# Denton and Sasquatch Podcast #89



## Sasquatch (Dec 12, 2014)

Is all the talk about gun control meant to protect people or take away Rights? We dive in and try to make sense of it all.

https://www.podomatic.com/podcasts/dentonandsasshow/episodes/2018-02-25T21_33_33-08_00

For the Tubers....


----------



## Denton (Sep 18, 2012)

Seems we are blocked in our own country.


----------



## Sasquatch (Dec 12, 2014)

Denton said:


> Seems we are blocked in our own country.


Fixed it! :vs_mad:


----------



## Leeroy Jenkins (May 16, 2015)

Here's the school you guys talked about.

https://www.nbcnews.com/nightly-news/video/inside-the-safest-school-in-america-1166029891710


----------



## MountainGirl (Oct 29, 2017)

Good show, guys. Nice Parkland analysis; everything you guessed about turned out to be the case. Well done and the guns segment was spot on too.


----------



## Sasquatch (Dec 12, 2014)

MountainGirl said:


> Good show, guys. Nice Parkland analysis; everything you guessed about turned out to be the case. Well done and the guns segment was spot on too.

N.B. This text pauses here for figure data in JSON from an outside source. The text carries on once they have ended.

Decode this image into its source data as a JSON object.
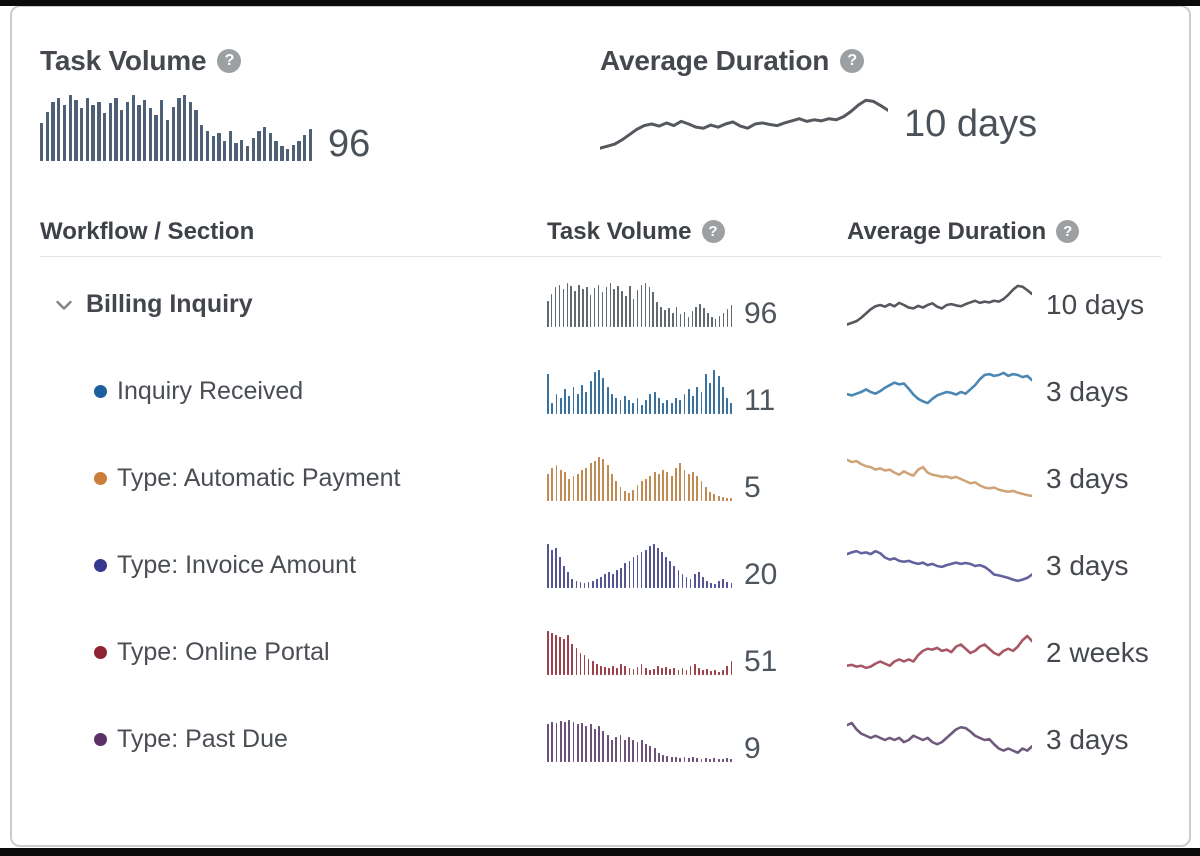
{
  "icons": {
    "help_glyph": "?",
    "chevron": "chevron-down"
  },
  "summary": {
    "task_volume": {
      "title": "Task Volume",
      "value": "96",
      "bar_color": "#4d6076",
      "bars": [
        0.58,
        0.75,
        0.9,
        0.95,
        0.85,
        1,
        0.92,
        0.8,
        0.95,
        0.85,
        0.9,
        0.72,
        0.88,
        0.95,
        0.78,
        0.9,
        1,
        0.85,
        0.92,
        0.8,
        0.7,
        0.92,
        0.62,
        0.82,
        0.95,
        1,
        0.9,
        0.78,
        0.55,
        0.45,
        0.38,
        0.42,
        0.3,
        0.45,
        0.28,
        0.32,
        0.22,
        0.35,
        0.45,
        0.52,
        0.42,
        0.3,
        0.22,
        0.18,
        0.25,
        0.3,
        0.4,
        0.48
      ]
    },
    "average_duration": {
      "title": "Average Duration",
      "value": "10 days",
      "line_color": "#55595e",
      "line": [
        0.04,
        0.08,
        0.12,
        0.2,
        0.3,
        0.4,
        0.47,
        0.5,
        0.46,
        0.52,
        0.47,
        0.55,
        0.5,
        0.44,
        0.42,
        0.48,
        0.44,
        0.5,
        0.54,
        0.46,
        0.42,
        0.5,
        0.52,
        0.49,
        0.47,
        0.52,
        0.56,
        0.6,
        0.55,
        0.58,
        0.56,
        0.6,
        0.58,
        0.64,
        0.74,
        0.86,
        0.95,
        0.93,
        0.85,
        0.76
      ]
    }
  },
  "table": {
    "headers": [
      {
        "label": "Workflow / Section",
        "help": false
      },
      {
        "label": "Task Volume",
        "help": true
      },
      {
        "label": "Average Duration",
        "help": true
      }
    ],
    "rows": [
      {
        "label": "Billing Inquiry",
        "kind": "group",
        "volume": "96",
        "duration": "10 days",
        "bar_color": "#61696f",
        "line_color": "#55595e",
        "bullet_color": null,
        "bars": [
          0.58,
          0.75,
          0.9,
          0.95,
          0.85,
          1,
          0.92,
          0.8,
          0.95,
          0.85,
          0.9,
          0.72,
          0.88,
          0.95,
          0.78,
          0.9,
          1,
          0.85,
          0.92,
          0.8,
          0.7,
          0.92,
          0.62,
          0.82,
          0.95,
          1,
          0.9,
          0.78,
          0.55,
          0.45,
          0.38,
          0.42,
          0.3,
          0.45,
          0.28,
          0.32,
          0.22,
          0.35,
          0.45,
          0.52,
          0.42,
          0.3,
          0.22,
          0.18,
          0.25,
          0.3,
          0.4,
          0.48
        ],
        "line": [
          0.04,
          0.08,
          0.12,
          0.2,
          0.3,
          0.4,
          0.47,
          0.5,
          0.46,
          0.52,
          0.47,
          0.55,
          0.5,
          0.44,
          0.42,
          0.48,
          0.44,
          0.5,
          0.54,
          0.46,
          0.42,
          0.5,
          0.52,
          0.49,
          0.47,
          0.52,
          0.56,
          0.6,
          0.55,
          0.58,
          0.56,
          0.6,
          0.58,
          0.64,
          0.74,
          0.86,
          0.95,
          0.93,
          0.85,
          0.76
        ]
      },
      {
        "label": "Inquiry Received",
        "kind": "step",
        "volume": "11",
        "duration": "3 days",
        "bar_color": "#38719e",
        "line_color": "#4b87b3",
        "bullet_color": "#1d5f9f",
        "bars": [
          0.9,
          0.25,
          0.45,
          0.35,
          0.55,
          0.4,
          0.6,
          0.45,
          0.65,
          0.5,
          0.75,
          0.95,
          1,
          0.8,
          0.6,
          0.45,
          0.35,
          0.3,
          0.4,
          0.3,
          0.25,
          0.35,
          0.2,
          0.3,
          0.45,
          0.5,
          0.35,
          0.25,
          0.3,
          0.25,
          0.35,
          0.3,
          0.45,
          0.55,
          0.4,
          0.6,
          0.5,
          0.9,
          0.7,
          1,
          0.85,
          0.6,
          0.35,
          0.25
        ],
        "line": [
          0.45,
          0.42,
          0.46,
          0.5,
          0.56,
          0.5,
          0.46,
          0.52,
          0.6,
          0.66,
          0.72,
          0.68,
          0.7,
          0.58,
          0.44,
          0.34,
          0.28,
          0.24,
          0.34,
          0.42,
          0.46,
          0.5,
          0.48,
          0.44,
          0.5,
          0.46,
          0.56,
          0.66,
          0.8,
          0.9,
          0.92,
          0.88,
          0.9,
          0.95,
          0.88,
          0.92,
          0.9,
          0.85,
          0.88,
          0.78
        ]
      },
      {
        "label": "Type: Automatic Payment",
        "kind": "step",
        "volume": "5",
        "duration": "3 days",
        "bar_color": "#c08a52",
        "line_color": "#cfa478",
        "bullet_color": "#c97e3a",
        "bars": [
          0.6,
          0.75,
          0.8,
          0.7,
          0.65,
          0.5,
          0.55,
          0.6,
          0.7,
          0.75,
          0.85,
          0.9,
          1,
          0.95,
          0.8,
          0.6,
          0.45,
          0.3,
          0.22,
          0.18,
          0.25,
          0.35,
          0.45,
          0.5,
          0.55,
          0.65,
          0.6,
          0.7,
          0.65,
          0.55,
          0.75,
          0.85,
          0.7,
          0.6,
          0.65,
          0.55,
          0.45,
          0.3,
          0.2,
          0.14,
          0.1,
          0.08,
          0.06,
          0.05
        ],
        "line": [
          0.95,
          0.9,
          0.92,
          0.85,
          0.8,
          0.78,
          0.72,
          0.75,
          0.7,
          0.72,
          0.65,
          0.6,
          0.68,
          0.62,
          0.58,
          0.72,
          0.78,
          0.65,
          0.6,
          0.58,
          0.55,
          0.56,
          0.52,
          0.55,
          0.5,
          0.45,
          0.4,
          0.42,
          0.35,
          0.3,
          0.28,
          0.3,
          0.25,
          0.22,
          0.2,
          0.22,
          0.18,
          0.15,
          0.12,
          0.1
        ]
      },
      {
        "label": "Type: Invoice Amount",
        "kind": "step",
        "volume": "20",
        "duration": "3 days",
        "bar_color": "#555391",
        "line_color": "#63629e",
        "bullet_color": "#37378f",
        "bars": [
          1,
          0.85,
          0.9,
          0.7,
          0.5,
          0.35,
          0.2,
          0.15,
          0.12,
          0.1,
          0.12,
          0.15,
          0.2,
          0.25,
          0.3,
          0.35,
          0.3,
          0.4,
          0.45,
          0.55,
          0.6,
          0.7,
          0.75,
          0.8,
          0.85,
          0.95,
          1,
          0.9,
          0.8,
          0.7,
          0.6,
          0.5,
          0.4,
          0.3,
          0.25,
          0.2,
          0.3,
          0.35,
          0.25,
          0.15,
          0.1,
          0.08,
          0.15,
          0.2,
          0.12,
          0.1
        ],
        "line": [
          0.78,
          0.82,
          0.85,
          0.8,
          0.82,
          0.78,
          0.85,
          0.8,
          0.7,
          0.65,
          0.68,
          0.62,
          0.6,
          0.62,
          0.58,
          0.55,
          0.58,
          0.52,
          0.55,
          0.5,
          0.48,
          0.52,
          0.55,
          0.58,
          0.55,
          0.57,
          0.55,
          0.5,
          0.52,
          0.48,
          0.4,
          0.3,
          0.28,
          0.25,
          0.22,
          0.18,
          0.15,
          0.18,
          0.22,
          0.3
        ]
      },
      {
        "label": "Type: Online Portal",
        "kind": "step",
        "volume": "51",
        "duration": "2 weeks",
        "bar_color": "#9d404b",
        "line_color": "#a85765",
        "bullet_color": "#8e2432",
        "bars": [
          1,
          0.95,
          0.9,
          0.85,
          0.8,
          0.9,
          0.7,
          0.6,
          0.5,
          0.45,
          0.35,
          0.3,
          0.25,
          0.2,
          0.18,
          0.15,
          0.2,
          0.15,
          0.25,
          0.2,
          0.15,
          0.12,
          0.18,
          0.25,
          0.15,
          0.1,
          0.12,
          0.2,
          0.15,
          0.18,
          0.12,
          0.15,
          0.1,
          0.14,
          0.1,
          0.2,
          0.25,
          0.15,
          0.1,
          0.12,
          0.08,
          0.1,
          0.06,
          0.1,
          0.2,
          0.3
        ],
        "line": [
          0.2,
          0.22,
          0.18,
          0.2,
          0.15,
          0.18,
          0.25,
          0.3,
          0.25,
          0.2,
          0.3,
          0.35,
          0.3,
          0.35,
          0.3,
          0.45,
          0.55,
          0.6,
          0.58,
          0.62,
          0.55,
          0.58,
          0.52,
          0.65,
          0.7,
          0.6,
          0.5,
          0.55,
          0.65,
          0.7,
          0.6,
          0.5,
          0.45,
          0.55,
          0.6,
          0.55,
          0.65,
          0.8,
          0.9,
          0.78
        ]
      },
      {
        "label": "Type: Past Due",
        "kind": "step",
        "volume": "9",
        "duration": "3 days",
        "bar_color": "#6c5078",
        "line_color": "#6f5a7e",
        "bullet_color": "#5c3167",
        "bars": [
          0.85,
          0.9,
          0.88,
          0.92,
          0.9,
          0.95,
          0.9,
          0.85,
          0.88,
          0.8,
          0.85,
          0.75,
          0.8,
          0.7,
          0.6,
          0.5,
          0.55,
          0.6,
          0.5,
          0.55,
          0.5,
          0.45,
          0.5,
          0.4,
          0.35,
          0.3,
          0.2,
          0.15,
          0.12,
          0.1,
          0.1,
          0.08,
          0.1,
          0.08,
          0.1,
          0.08,
          0.06,
          0.08,
          0.05,
          0.08,
          0.05,
          0.06,
          0.08,
          0.06
        ],
        "line": [
          0.85,
          0.9,
          0.75,
          0.65,
          0.6,
          0.55,
          0.6,
          0.55,
          0.5,
          0.55,
          0.5,
          0.55,
          0.45,
          0.5,
          0.6,
          0.55,
          0.5,
          0.55,
          0.45,
          0.4,
          0.45,
          0.55,
          0.65,
          0.75,
          0.8,
          0.78,
          0.7,
          0.6,
          0.55,
          0.5,
          0.52,
          0.4,
          0.3,
          0.25,
          0.3,
          0.25,
          0.2,
          0.3,
          0.25,
          0.35
        ]
      }
    ]
  }
}
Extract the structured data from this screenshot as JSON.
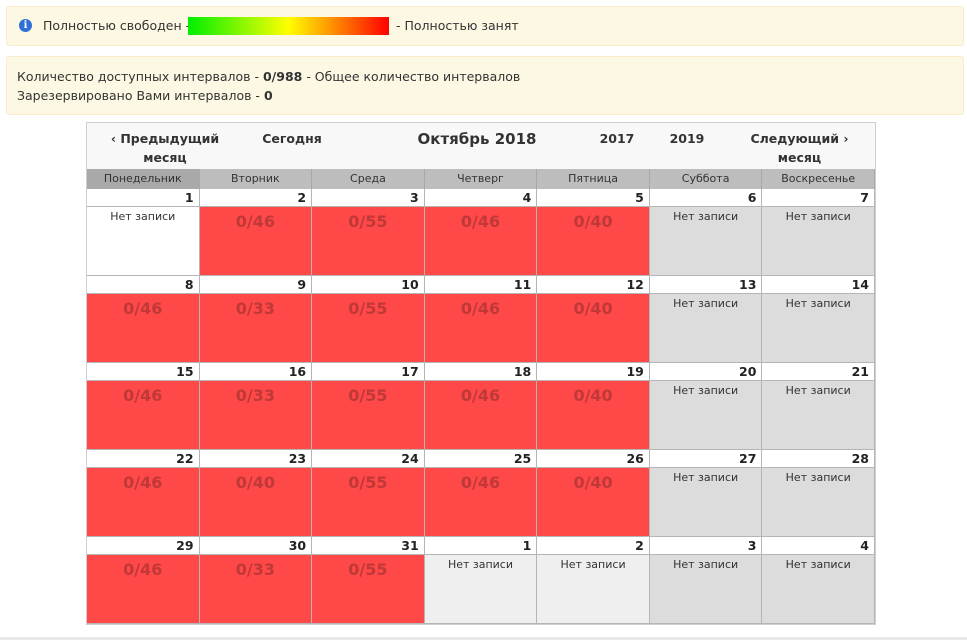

I can't even remember what I had for lunch yesterday and you expect me to remember what we talked about 3 shows ago!

Haha. Thanks for the support. Hope we keep you entertained and informed.

Sent from my SM-G900V using Tapatalk


----------



## sideKahr (Oct 15, 2014)

Sasquatch said:


> I can't even remember what I had for lunch yesterday...


That's EASY








Enjoyed the show.


----------



## Sasquatch (Dec 12, 2014)

sideKahr said:


> That's EASY
> View attachment 72049
> 
> 
> Enjoyed the show.


Touche!


----------